Il nous semble que la meilleure manière de résoudre ces questions est de mettre en dialogue les entreprises qui sont les employeurs potentiels des jeunes en formation et les centres de formation qui en sont les fournisseurs. C’est quand même incroyable de penser que ces deux mondes, celui de l’éducation et celui de l’entreprise, donc de l’économie, ne se parlent pas alors que cela devrait être le cas tout le temps. 

Les centres de formation auront à dire voilà ce que nous sommes capables de donner comme formation et nous, les entreprises, voilà ce dont nous avons besoin pour fonctionner et créer des emplois. Evidemment comme la volonté est des deux côtés, cela devrait marcher et ce qu’il faut c’est de créer les conditions pour que ce dialogue ait lieu et c’est que nous voulons faire avec RH-Excellence Afrique.

 


En votre qualité de premier responsable du CIAN, vous êtes un acteur majeur dans le milieu des affaires en Afrique, une région est en pleine effervescence avec une classe moyenne qui grandit et des taux de croissance en hausse. Quel est votre regard sur l’avenir de ce continent ?


 

Mon regard est totalement positif. Mais il ne faut pas tomber dans l’afro-optimisme béat, il faut être réaliste. Il est positif et il y a beaucoup de raisons à cela. D’abord, ce continent est porté par une démographie extraordinaire qui explose mais qui peut être un danger. Quand il y aura deux milliards d’Africains, il va bien falloir les nourrir, les vêtir, les loger, les soigner, les éduquer. Donc même si on ne fait rien il y aura de la croissance.

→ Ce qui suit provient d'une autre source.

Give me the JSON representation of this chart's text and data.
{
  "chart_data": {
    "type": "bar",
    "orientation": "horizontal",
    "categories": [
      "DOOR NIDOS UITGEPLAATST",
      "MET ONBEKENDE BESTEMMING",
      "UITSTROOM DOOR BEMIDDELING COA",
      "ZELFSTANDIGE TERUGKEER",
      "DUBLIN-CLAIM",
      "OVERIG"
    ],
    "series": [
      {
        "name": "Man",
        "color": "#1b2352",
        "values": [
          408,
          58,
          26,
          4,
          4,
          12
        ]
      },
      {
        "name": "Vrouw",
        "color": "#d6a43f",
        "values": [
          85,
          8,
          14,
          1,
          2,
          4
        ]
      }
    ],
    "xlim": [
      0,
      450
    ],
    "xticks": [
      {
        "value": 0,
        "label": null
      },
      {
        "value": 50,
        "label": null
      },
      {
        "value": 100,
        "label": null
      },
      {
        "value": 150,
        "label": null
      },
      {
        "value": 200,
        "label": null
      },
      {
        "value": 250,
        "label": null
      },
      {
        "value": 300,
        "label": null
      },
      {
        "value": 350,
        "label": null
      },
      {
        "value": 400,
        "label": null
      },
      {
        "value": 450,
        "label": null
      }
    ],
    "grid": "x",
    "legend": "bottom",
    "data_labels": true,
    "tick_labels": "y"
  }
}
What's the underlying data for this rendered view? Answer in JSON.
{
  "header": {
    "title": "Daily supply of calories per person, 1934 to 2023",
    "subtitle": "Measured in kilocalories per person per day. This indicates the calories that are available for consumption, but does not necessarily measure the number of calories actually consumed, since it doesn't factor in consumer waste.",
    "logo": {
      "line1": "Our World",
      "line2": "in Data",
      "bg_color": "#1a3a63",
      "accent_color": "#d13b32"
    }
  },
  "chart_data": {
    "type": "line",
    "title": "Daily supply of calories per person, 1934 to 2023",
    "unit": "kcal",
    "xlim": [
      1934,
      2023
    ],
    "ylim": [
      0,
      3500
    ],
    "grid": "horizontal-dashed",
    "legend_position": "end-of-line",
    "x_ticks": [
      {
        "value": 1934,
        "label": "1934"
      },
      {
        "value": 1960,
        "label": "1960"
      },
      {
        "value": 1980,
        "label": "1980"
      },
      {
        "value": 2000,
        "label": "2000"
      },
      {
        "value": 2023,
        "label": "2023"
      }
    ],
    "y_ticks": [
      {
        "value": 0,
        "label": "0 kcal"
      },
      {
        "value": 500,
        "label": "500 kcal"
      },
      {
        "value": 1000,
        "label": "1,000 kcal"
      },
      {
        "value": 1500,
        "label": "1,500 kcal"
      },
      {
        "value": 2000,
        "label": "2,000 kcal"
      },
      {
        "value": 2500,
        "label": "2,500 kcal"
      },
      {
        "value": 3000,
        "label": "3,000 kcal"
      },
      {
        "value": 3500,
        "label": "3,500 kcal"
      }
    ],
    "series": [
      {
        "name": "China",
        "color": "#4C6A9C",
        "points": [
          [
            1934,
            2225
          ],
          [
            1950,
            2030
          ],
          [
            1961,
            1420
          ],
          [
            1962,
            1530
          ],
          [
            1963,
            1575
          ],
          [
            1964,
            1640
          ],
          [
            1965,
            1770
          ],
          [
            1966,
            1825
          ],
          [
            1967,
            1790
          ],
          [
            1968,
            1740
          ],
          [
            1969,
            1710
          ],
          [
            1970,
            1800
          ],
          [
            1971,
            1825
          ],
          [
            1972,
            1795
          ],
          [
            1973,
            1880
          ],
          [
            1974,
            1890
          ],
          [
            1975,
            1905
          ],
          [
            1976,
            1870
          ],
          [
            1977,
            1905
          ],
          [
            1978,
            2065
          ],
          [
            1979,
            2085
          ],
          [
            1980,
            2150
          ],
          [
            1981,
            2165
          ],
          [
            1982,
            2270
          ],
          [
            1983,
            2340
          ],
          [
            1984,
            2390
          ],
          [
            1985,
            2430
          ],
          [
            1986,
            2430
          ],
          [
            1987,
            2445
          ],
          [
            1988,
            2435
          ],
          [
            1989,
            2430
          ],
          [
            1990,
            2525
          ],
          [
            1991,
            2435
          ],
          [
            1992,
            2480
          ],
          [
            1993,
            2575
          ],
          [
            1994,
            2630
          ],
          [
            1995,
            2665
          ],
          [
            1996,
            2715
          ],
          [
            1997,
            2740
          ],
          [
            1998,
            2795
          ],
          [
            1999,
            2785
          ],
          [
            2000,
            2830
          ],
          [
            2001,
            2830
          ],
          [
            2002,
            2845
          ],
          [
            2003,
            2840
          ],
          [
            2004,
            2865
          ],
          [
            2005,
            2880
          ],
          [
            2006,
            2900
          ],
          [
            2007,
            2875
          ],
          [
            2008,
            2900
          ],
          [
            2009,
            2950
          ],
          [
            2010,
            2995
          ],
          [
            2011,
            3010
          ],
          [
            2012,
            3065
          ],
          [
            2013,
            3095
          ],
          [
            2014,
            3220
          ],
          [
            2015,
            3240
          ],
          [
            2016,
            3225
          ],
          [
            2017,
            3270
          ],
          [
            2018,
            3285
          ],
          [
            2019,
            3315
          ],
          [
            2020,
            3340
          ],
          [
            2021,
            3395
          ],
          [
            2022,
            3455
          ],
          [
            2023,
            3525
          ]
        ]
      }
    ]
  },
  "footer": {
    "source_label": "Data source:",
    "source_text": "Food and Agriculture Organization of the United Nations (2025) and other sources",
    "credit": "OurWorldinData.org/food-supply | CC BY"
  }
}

Il y a un autre aspect positif qui est que l’Afrique a retrouvé une certaine fierté d’elle-même. Cela fait trente-cinq ans que je parcours ce continent et je peux vous le dire par rapport aux années quatre-vingt-dix où l’Afrique était le continent perdu… maintenant c’est exactement l’inverse. L’Afrique est le continent de demain, le relais de croissance du monde et il va porter la planète (…).

En revanche, il ne suffit pas de dire cela. Il faut aussi dire qu’il y a des défis à relever, des défis de gouvernance, d’infrastructures ; si on ne recoud pas les questions d’infrastructures, l’électricité, les routes, les ports, l’adduction d’eau, le traitement des déchets, ce sera de la blague de parler de croissance et de développement inclusif ; il n’y en aura pas. Il y a enfin l’éducation, d’où nos efforts à travers « RH-Excellence Afrique ».